Seismologists’ ability to predict earthquakes has been enhanced by the advent of instruments that can decipher sounds produced by the movement of tectonic plates. The Global Seismographic Network–an international system of 150 monitoring centers spread over 80 countries–has installed sensors directly atop fault lines to track seismic shifts in real time. There will always be surprises, but this influx of data has granted scientists a clearer and more comprehensive image of the cycle of tectonic activity that leads to earthquakes. While seismologists can’t yet deduce exactly where or when an earthquake will occur, they can determine the likelihood of an earthquake recurring in a given place; for instance, the U.S. Geological Survey estimates that there is a 63% probability of a large-scale earthquake striking the San Francisco Bay Area over the next 30 years.
The National Oceanic and Atmospheric Administration gathers data recorded by satellites, weather radar, and reports from locally based volunteers known as storm spotters. This information is placed into algorithmic models to calculate the risk of tornadoes occurring within specific areas. Currently, the national average time between the issuance of a warning and a tornado’s appearance is 16 minutes; atmospheric researchers at the University of Massachusetts, however, have proposed a way to lengthen that timespan. By installing networks of small radar instruments on buildings, UMass scientists hope to capture vital data that aircraft-based storm sensors might overlook, which would further refine the accuracy of tornado predictions.
The Atlantic Hurricane season lasts from June 1 to November 30, during which satellites scan tropical weather systems for hurricane potential. Once a storm is spotted, “hurricane hunter” aircraft are deployed to take readings for further analysis. Using current strategies, meteorologists can accurately predict the coming of a hurricane two to six days ahead of time. Although precise forecasts of hurricane strength and path are still a challenge, innovative strategies–such as dropping a Coyote drone into the center of a storm to relay real-time readings–are allowing meteorologists to better understand the mechanics of hurricane formation, which may in turn help fine-tune predictive capabilities.

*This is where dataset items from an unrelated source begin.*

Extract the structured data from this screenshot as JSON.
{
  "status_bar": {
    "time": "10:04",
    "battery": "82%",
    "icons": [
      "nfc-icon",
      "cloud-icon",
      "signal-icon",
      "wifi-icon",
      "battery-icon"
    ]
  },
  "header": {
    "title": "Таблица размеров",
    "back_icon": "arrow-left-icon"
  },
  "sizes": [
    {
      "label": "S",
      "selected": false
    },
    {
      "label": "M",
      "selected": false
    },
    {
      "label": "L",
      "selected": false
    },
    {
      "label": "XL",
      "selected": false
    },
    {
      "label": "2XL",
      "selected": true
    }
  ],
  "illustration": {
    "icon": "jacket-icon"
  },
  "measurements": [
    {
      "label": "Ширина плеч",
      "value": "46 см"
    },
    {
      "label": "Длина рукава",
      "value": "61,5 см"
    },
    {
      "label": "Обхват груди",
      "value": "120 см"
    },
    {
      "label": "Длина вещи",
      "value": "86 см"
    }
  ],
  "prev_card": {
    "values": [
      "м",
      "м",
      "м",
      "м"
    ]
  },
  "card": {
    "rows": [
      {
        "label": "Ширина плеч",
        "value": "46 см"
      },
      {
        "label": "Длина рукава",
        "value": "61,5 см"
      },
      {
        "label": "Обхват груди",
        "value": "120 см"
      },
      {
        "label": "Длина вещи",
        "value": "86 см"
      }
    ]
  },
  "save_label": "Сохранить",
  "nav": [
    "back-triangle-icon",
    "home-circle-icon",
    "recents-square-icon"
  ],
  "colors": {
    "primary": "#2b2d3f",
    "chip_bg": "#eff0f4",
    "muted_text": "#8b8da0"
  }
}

Despite all of these efforts and advances, loss of life is still heavily influenced by the degree of trust the public places in predictions. Not surprisingly, most people do not follow the evolution of scientific approaches to analysis of potential disasters, so are willing to take greater risks because of memories of instances of instances in the past when forecasts have been incorrect. Continuing attention to developing ever better communication tools and sharing with the public in an understandable fashion, an understanding of scientific progress, could well be significant factors in reducing disaster mortality.